SCN8A Gene Mutation Role In Epilepsy Unveils Clues To Better Seizure Therapies


In the latest concluded American Epilepsy Society’s (AES) 69th Annual Meeting, three studies highlight how the mutation in SCN8A gene, which is widely known as the underlying cause of early infantile epileptic encephalopathy (EIEE) and other neurological problems, affect the brain and its functions.

Early infantile epileptic encephalopathy (EIEE) is a heterogeneous group of epilepsy syndromes associated with severe cognitive and behavioral disturbances. It includes a wide array of epileptic conditions which include Dravet syndrome, Ohtahara syndrome, West syndrome, Lennox-Gastaut syndrome, myoclonic-astatic epilepsy, and Landau-Kleffner syndrome.

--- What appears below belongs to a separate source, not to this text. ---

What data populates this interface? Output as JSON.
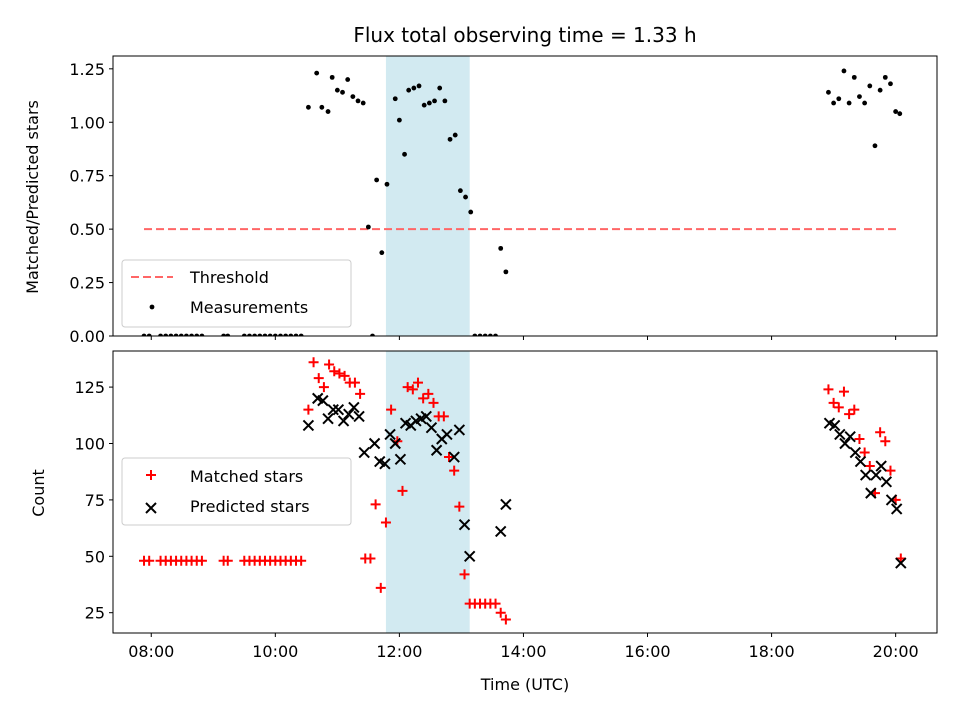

These syndromes are debilitating, devastating and potentially-fatal. Thus, studies are geared towards finding its etiology or cause, and developing effective seizure therapies and diagnostic strategies to prevent severe complications to arise.

The SCN8A gene affects the function of brain cells and mutations on this gene can cause various neurological conditions like epilepsy and learning problems. In 2010, the role of SCN8A gene wasidentified as a precursor of EIEE and since then, technological advances in genetic testing helped a lot of patients to receive appropriate treatment options. In fact, it is now known that SCN8A mutations can cause around 1 percent of all epileptic seizures.

The first study was conducted by researchers at the University of Michigan and it shows that defective electrical signaling in the brain may cause seizures in patients diagnosed with EIEE. One mutation called missense mutation p.Asn1768Asp (N1768D) was found to affect sodium currents similar to that of electric signals in the hippocampus.

In the second study, scientists from the Danish Epilepsy Centre, University of Leipzig and Schön Klinik Vogtareuth and the University of Tübingen analyzed gene sequences of SCN8A in 35 patients diagnosed with epilepsy. The findings show that the scope of SCN8A-related epileptic conditions includes those from familial and periodic cases.

In the third study, scientists from the University of Michigan identified new therapies that can be used for patients with EIEE. They analyzed samples of cells from patients diagnosed with epilepsy to determine the process on how SCN8A mutations influence the electro-physiology of the brain. When these mutations occur, it may cause EIEE that may lead to severe epilepsy and eventually, cognitive impairment. Sometimes, these patients are at a greater risk of sudden unexpected death in epilepsy (SUDEP).

“These strategies can be used in future studies as a novel platform for identifying effective drug therapies to ameliorate seizures,” Dr. Andrew Tidball, a postdoctoral fellow at the University of Michigan said in a press release.